Herbert J. Cooper-Levy, who ran the Alexandria-based Robert Pierre Johnson Housing Development Corp. of the National Capital Area since 2001, resigned March 25 and has retained an attorney after Fairfax County accused him of forging a zoning document to secure more than $700,000 in public loans, said Eric Bonetti, the firm's acting executive director.

Bonetti said Wednesday that an internal review of the accusations against Cooper-Levy is not complete, but he called the alleged forgery a "one-time isolated incident." Without elaborating on the details of the case, Bonetti said the nonprofit is changing its employee handbook regarding workplace ethics and plans to institute a whistleblower policy. The nonprofit is also working with Fairfax officials to lift the three-year ban on contracts with the group that the county instituted last month.

"We're cooperating and hope to have this matter settled soon," Bonetti said.

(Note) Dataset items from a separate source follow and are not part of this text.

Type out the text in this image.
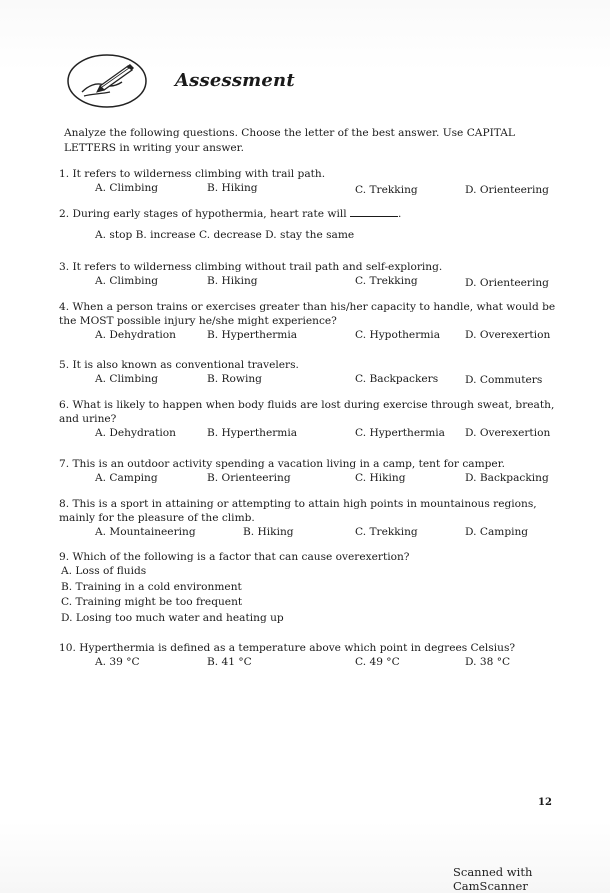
Assessment
Analyze the following questions. Choose the letter of the best answer. Use CAPITAL LETTERS in writing your answer.
1. It refers to wilderness climbing with trail path.
A. Climbing	B. Hiking	C. Trekking	D. Orienteering
2. During early stages of hypothermia, heart rate will	.
A. stop B. increase C. decrease D. stay the same
3. It refers to wilderness climbing without trail path and self-exploring.
A. Climbing	B. Hiking	C. Trekking	D. Orienteering
4. When a person trains or exercises greater than his/her capacity to handle, what would be the MOST possible injury he/she might experience?
A. Dehydration	B. Hyperthermia	C. Hypothermia D. Overexertion
5. It is also known as conventional travelers.
A. Climbing	B. Rowing	C. Backpackers	D. Commuters
6. What is likely to happen when body fluids are lost during exercise through sweat, breath, and urine?
A. Dehydration	B. Hyperthermia	C. Hyperthermia D. Overexertion
7. This is an outdoor activity spending a vacation living in a camp, tent for camper.
A. Camping	B. Orienteering	C. Hiking	D. Backpacking
8. This is a sport in attaining or attempting to attain high points in mountainous regions, mainly for the pleasure of the climb.
A. Mountaineering	B. Hiking	C. Trekking	D. Camping
9. Which of the following is a factor that can cause overexertion?
A. Loss of fluids
B. Training in a cold environment
C. Training might be too frequent
D. Losing too much water and heating up
10. Hyperthermia is defined as a temperature above which point in degrees Celsius?
A. 39 °C	B. 41 °C	C. 49 °C	D. 38 °C
12
Scanned with CamScanner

Cooper-Levy, 60, has not returned several phone calls and e-mails seeking comment. He was placed on paid administrative leave a day after the allegations became public, and Bonetti said Cooper-Levy resigned about a week later, shortly before a meeting of RPJ's board of directors.

RPJ Housing is barred from procuring any contracts from the county, but the county can review such decisions and make changes as it sees fits, said the county's purchasing director, Cathy Muse. Fairfax County Board of Supervisors Chairman Sharon Bulova (D) said that RPJ Housing was "working well" with the county and that she expected officials to evaluate projects with the nonprofit on a case-by-case basis.

Fairfax County and Alexandria prosecutors have declined to file charges in connection with the county's police probe into RPJ Housing. The Virginia Housing Development Authority, which provided about $511,000 in public funding for the company's purchase of an apartment building in Alexandria, is evaluating its contract with the firm.